Beaumont Services’ Harmon echoes Cohen’s emphasis on definitions. The difficult part in setting up a program is determining the definitions and parameters for including what is relevant and what is not to a particular metric. “My personal preference,” Harmon says, “is maintenance cost per adjusted admission.” Two big variables are how intensely the equipment is used and how complex the equipment is. Without adjusting for differences, a hospital with a 60% occupancy rate would have a lower cost than one with a 90% occupancy rate.
Harmon says Beaumont also looks at incidents from medical devices. Resources such as the US Food and Drug Administration, ECRI (formerly the Emergency Care Research Institute), the Joint Commission on Accreditation of Healthcare Organizations, the Institute for Safe Medication Practices, and others are used on a regular basis to track incident reports, recalls, and hazard alerts related to medical devices.

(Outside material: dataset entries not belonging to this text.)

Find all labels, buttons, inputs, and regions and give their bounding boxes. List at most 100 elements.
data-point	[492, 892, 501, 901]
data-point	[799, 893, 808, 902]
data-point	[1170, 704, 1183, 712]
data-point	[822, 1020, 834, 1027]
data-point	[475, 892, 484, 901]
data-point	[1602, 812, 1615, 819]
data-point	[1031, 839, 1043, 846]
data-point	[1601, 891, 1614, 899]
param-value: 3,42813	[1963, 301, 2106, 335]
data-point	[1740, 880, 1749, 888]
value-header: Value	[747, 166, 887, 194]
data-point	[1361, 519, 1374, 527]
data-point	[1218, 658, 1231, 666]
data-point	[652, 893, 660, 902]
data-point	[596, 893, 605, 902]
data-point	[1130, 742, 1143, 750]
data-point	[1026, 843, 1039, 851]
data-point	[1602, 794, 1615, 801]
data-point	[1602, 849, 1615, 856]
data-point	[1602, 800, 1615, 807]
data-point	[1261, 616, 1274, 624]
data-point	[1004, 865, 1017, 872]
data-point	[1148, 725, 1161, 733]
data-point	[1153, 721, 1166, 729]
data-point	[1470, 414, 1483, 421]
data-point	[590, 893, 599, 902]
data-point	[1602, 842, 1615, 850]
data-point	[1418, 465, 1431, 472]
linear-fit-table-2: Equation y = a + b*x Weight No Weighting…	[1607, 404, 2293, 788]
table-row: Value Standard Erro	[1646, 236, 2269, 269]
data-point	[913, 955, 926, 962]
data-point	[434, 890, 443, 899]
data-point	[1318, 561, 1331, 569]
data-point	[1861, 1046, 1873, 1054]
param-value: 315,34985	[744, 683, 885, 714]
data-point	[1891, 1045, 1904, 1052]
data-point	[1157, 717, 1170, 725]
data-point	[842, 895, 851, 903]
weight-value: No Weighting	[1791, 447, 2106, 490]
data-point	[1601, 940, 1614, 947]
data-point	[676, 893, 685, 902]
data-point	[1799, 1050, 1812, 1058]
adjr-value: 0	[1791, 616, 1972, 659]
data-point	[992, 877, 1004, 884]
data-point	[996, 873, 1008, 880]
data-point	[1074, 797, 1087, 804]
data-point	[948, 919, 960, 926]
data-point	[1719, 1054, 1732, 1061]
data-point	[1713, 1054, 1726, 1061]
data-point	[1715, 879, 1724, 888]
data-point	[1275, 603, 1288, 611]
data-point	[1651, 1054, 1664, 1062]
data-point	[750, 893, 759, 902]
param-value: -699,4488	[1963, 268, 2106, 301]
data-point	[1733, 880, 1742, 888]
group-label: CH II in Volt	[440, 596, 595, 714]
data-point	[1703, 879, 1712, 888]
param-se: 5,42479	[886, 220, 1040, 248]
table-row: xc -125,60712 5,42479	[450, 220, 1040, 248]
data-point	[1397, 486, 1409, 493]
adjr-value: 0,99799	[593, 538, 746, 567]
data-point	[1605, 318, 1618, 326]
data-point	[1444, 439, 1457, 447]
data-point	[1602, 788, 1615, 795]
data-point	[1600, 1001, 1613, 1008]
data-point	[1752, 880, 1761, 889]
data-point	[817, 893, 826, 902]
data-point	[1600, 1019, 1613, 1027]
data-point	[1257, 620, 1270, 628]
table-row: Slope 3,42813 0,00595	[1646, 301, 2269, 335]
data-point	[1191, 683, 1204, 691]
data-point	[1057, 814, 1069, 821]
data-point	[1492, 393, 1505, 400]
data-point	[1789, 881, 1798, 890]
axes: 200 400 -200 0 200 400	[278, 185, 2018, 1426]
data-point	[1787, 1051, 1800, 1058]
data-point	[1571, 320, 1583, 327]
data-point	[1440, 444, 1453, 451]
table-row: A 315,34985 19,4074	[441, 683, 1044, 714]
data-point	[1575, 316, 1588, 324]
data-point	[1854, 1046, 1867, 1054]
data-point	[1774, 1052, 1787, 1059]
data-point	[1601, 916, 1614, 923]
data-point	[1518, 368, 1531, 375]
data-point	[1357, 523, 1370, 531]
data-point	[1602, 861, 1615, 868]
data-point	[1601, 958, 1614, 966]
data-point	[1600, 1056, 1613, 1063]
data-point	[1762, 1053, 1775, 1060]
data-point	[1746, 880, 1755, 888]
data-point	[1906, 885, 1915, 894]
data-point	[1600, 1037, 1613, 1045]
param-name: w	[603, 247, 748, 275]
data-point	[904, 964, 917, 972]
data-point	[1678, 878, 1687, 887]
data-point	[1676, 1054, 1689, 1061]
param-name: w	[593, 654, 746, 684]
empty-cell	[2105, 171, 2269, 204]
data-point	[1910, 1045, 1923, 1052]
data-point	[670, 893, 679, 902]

As does Cohen, Harmon undertakes an annual survey that addresses services provided and seeks recommendations. Quality, customer service, and safety are evaluated.
Determine in what areas your hospital excels—be it patient safety, quality, service, or clinical specialties. Then, review the processes from these areas and share with your team their success stories that can help inspire duplication.
Facilities can control expenses and service quality internally by developing their own benchmarks and evaluating their data from year to year, Harmon believes. But it is still a good idea to look outside your department to see how other departments and other medical facilities are approaching the same issues, and to look for trends and best practices.
Despite the challenges to create a standard across the industry, discussion has been ongoing. Izabella A. Gieras, CCE, director of technology management at Beaumont Services, and the past president of the American College of Clinical Engineering, says she is working with the Biomedical Advisory Council, an independent group looking at common goals and strategies for benchmarking and other areas important to clinical and biomedical engineering, including best practices and educational initiatives. Results for these studies will be published in the coming months.
In the spirit of “forewarned is forearmed,” choosing to be conversant on the metrics of benchmarking in your area by leading the process, or at a minimum being part of the process, is a good option. “Being a little proactive can go a long way,” Harmon says. So get your benchmarking mojo on, “climb into the driver’s seat,” and be champions for biomed benchmarking, Harmon recommends.